The paper introduces FedPIA, a novel framework designed to optimize the fine-tuning of Vision-LLMs (VLMs) in the context of multimodal federated learning (FL). This research addresses the significant challenge of adapting large VLMs, which typically contain millions or billions of parameters, for practical applications that demand privacy-preserving training across multiple decentralized clients, such as those in healthcare settings.

Research Context

The usage of VLMs has surged due to their ability to integrate and process multimodal data (e.g., images and text), achieving notable success in complex tasks like Visual Question Answering (VQA) and Visual Commonsense Reasoning. However, the efficiency of fine-tuning these models is hindered by the necessity to gather extensive training data, often complicated by privacy concerns, particularly in medical applications.

The constraints imposed by collecting sensitive data have pushed researchers to explore decentralized approaches like FL, whereby models are trained locally on end-user devices without sharing raw data. Despite its potential, this approach faces scalability issues in resource-limited devices, where the heterogeneity of data and tasks leads to sub-optimal learning outcomes.

The FedPIA Approach

FedPIA addresses these challenges by redefining the integration and fine-tuning strategies of model adapters through two key mechanisms: permutation and integration of adapters. Central to this is the use of Wasserstein Barycenters to effectively merge knowledge across different local client adapters while adapting to the unique distributions and constraints of each client.

  • Server-side Integration: In FedPIA, adapter permutations occur server-side to align the diverse client-specific adapters into a cohesive global adapter. This alignment minimizes the loss of task-specific information that can arise from heterogenous data distributions across clients.
  • Client-side Optimization: On the client side, FedPIA integrates global and local adapters, enhancing learning by aligning client-specific knowledge with shared global insights. This dual adaptation bridges the gap between diverse learning environments, facilitating stable convergence and improving performance consistency across tasks and modalities.

Experimental Evaluation

The authors conducted extensive experiments, covering over 2000 client-level trials with 48 medical image datasets across five diverse FL scenarios, including VQA and disease detection tasks. They compared FedPIA to leading PEFT-FL baselines using two backbone VLM architectures: ViLT and ALBEF. The results indicated that FedPIA consistently outperforms state-of-the-art baselines, showcasing significant improvements in accuracy and stability in heterogeneous FL settings.

Implications and Future Directions

FedPIA's robust performance underscores the viability of combining adaptation strategies with FL to maintain model efficacy under privacy and resource constraints.

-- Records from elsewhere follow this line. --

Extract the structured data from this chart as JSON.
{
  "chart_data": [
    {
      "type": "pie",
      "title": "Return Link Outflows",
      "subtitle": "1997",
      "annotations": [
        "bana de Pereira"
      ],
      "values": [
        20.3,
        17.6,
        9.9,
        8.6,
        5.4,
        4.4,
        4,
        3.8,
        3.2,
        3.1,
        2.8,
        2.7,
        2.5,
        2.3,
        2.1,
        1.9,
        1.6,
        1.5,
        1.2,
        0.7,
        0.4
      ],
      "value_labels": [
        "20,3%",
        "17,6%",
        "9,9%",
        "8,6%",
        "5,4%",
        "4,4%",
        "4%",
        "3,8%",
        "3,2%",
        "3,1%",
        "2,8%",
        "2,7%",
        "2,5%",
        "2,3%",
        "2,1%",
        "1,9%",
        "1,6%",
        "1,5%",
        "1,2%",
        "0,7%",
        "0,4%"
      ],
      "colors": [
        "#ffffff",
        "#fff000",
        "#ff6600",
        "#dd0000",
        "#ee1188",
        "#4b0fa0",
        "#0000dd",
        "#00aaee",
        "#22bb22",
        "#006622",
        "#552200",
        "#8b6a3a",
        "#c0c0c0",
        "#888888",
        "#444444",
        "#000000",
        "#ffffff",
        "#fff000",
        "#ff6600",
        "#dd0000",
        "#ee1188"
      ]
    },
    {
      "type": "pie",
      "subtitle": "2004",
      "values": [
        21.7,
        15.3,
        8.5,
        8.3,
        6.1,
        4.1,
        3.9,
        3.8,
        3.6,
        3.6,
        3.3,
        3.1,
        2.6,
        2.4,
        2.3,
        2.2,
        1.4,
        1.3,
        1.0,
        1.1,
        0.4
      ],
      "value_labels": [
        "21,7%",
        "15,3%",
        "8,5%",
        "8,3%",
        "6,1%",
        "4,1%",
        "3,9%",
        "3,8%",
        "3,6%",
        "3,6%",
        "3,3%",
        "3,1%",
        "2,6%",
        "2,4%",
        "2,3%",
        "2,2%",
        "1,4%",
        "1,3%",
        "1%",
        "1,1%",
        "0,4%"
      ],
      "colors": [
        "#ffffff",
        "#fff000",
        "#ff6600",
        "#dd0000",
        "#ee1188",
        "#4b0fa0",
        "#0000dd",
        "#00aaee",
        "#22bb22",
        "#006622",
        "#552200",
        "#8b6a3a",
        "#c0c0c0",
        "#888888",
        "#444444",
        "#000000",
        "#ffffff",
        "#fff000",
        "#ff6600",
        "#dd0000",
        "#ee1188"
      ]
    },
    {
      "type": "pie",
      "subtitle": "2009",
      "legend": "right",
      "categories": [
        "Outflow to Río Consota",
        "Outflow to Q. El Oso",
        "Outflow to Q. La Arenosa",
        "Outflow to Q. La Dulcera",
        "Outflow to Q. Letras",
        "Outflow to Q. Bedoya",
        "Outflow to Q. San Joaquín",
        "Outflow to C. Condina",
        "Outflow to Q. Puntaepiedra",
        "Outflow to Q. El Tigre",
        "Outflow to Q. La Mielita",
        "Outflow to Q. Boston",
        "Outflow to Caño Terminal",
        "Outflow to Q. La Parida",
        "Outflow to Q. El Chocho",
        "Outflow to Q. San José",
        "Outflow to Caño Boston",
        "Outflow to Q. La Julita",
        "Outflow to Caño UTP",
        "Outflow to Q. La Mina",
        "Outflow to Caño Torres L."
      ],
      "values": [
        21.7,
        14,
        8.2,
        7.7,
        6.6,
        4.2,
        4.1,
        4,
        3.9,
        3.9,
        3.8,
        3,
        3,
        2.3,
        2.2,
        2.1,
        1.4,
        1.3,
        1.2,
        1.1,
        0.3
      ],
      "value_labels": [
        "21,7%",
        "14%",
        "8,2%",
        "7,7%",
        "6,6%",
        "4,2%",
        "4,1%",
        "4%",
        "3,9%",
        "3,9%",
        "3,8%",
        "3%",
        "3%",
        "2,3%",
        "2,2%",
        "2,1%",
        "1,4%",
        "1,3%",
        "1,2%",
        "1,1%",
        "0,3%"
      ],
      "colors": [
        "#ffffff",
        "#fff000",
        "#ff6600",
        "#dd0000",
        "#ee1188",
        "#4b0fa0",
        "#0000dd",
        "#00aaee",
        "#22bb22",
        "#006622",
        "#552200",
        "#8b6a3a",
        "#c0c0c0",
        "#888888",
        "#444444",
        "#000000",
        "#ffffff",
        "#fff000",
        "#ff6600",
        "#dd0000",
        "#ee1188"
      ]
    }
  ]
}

This framework provides valuable insights into designing scalable and efficient model fine-tuning methodologies that incorporate data privacy without compromising performance.

Future advances could explore extending FedPIA's methodology to a broader range of applications in domains where privacy and data heterogeneity are critical concerns. Additionally, leveraging FedPIA's approach in combination with other federated optimization techniques could yield interesting avenues for enhancing model generalization across more complex and nuanced data distributions.